I like to think of strip-tillers in this context — creative adaptors who are receptive to change and always looking to improve their recipe for success. For Iowa strip-tiller Wayne Fredericks that included data-driven analysis to calculate the economic return improving soil health can have on yield, farmland value and water use efficiency. 

Or the adoption of variable-rate fertilizing technology to reducing pop-up application rates by almost 80% as New York strip-tiller Donn Branton did on his twin-row strip-tilled corn acres. 

Strip-till pioneer Rich Follmer realized early on that where a recipe for success didn’t exist, he could engineer it himself as he did when he designed an innovative piece of equipment to till a narrow strip of soil to plant into.

But the keys to achieving satisfying results are practice, patience and intuition, along with knowing what your cornerstone ingredients are to drive repeatable results on your operation. 

Looking at preliminary responses to the 2021 Strip-Till Practices Benchmark Study, (look for detailed coverage in the Summer issue) strip-tillers cited a variety of tools and techniques as their most valuable ingredients to a successful recipe — from the necessity of RTK to ensure repeatability to timing berm building immediately following harvest or preceding planting.

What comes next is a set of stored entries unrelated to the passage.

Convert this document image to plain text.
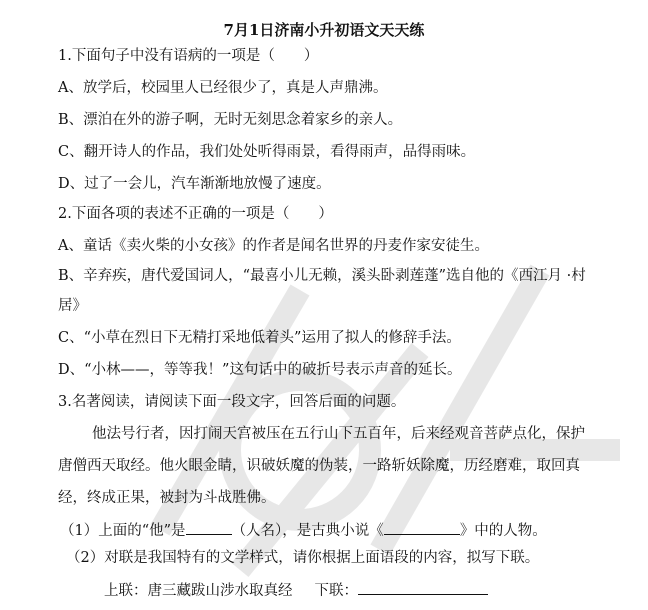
7月1日济南小升初语文天天练
1.下面句子中没有语病的一项是（　　）
A、放学后，校园里人已经很少了，真是人声鼎沸。
B、漂泊在外的游子啊，无时无刻思念着家乡的亲人。
C、翻开诗人的作品，我们处处听得雨景，看得雨声，品得雨味。
D、过了一会儿，汽车渐渐地放慢了速度。
2.下面各项的表述不正确的一项是（　　）
A、童话《卖火柴的小女孩》的作者是闻名世界的丹麦作家安徒生。
B、辛弃疾，唐代爱国词人，“最喜小儿无赖，溪头卧剥莲蓬”选自他的《西江月 ·村
居》
C、“小草在烈日下无精打采地低着头”运用了拟人的修辞手法。
D、“小林——，等等我！”这句话中的破折号表示声音的延长。
3.名著阅读，请阅读下面一段文字，回答后面的问题。
他法号行者，因打闹天宫被压在五行山下五百年，后来经观音菩萨点化，保护
唐僧西天取经。他火眼金睛，识破妖魔的伪装，一路斩妖除魔，历经磨难，取回真
经，终成正果，被封为斗战胜佛。
（1）上面的“他”是	（人名），是古典小说《	》中的人物。
（2）对联是我国特有的文学样式，请你根据上面语段的内容，拟写下联。
上联：唐三藏跋山涉水取真经 下联：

One respondent notes that his best tool is the friendship he’s established with other strip-tillers, to reflect on their annual successes and challenges. “We all farm in different areas and use different tools so it’s nice hearing about the good and bad they have in a year as well telling them of mine so we all learn and can maybe try different things.” 

For all of the foundational elements of the practice, strip-till is an inherently personal system, developed and refined though experience. As I’ve heard in the hallways and roundtable conversations at the National Strip-Tillage Conference, attendees openly share their secrets to success, with the caveat that what works for them, may not work for others. 

But even an anecdote can be a catalyst for inspiration. The same is true in the kitchen. Every chef is going to have a different cookbook — from novices like myself to the uniquely talented. It’s the passion and commitment to always improve that drives eventual success, however it is measured.

So keep creating, innovating and experimenting on your farm to develop the best recipe for strip-till success. It’s a satisfying feeling when your combination of ingredients produces results you can be proud of.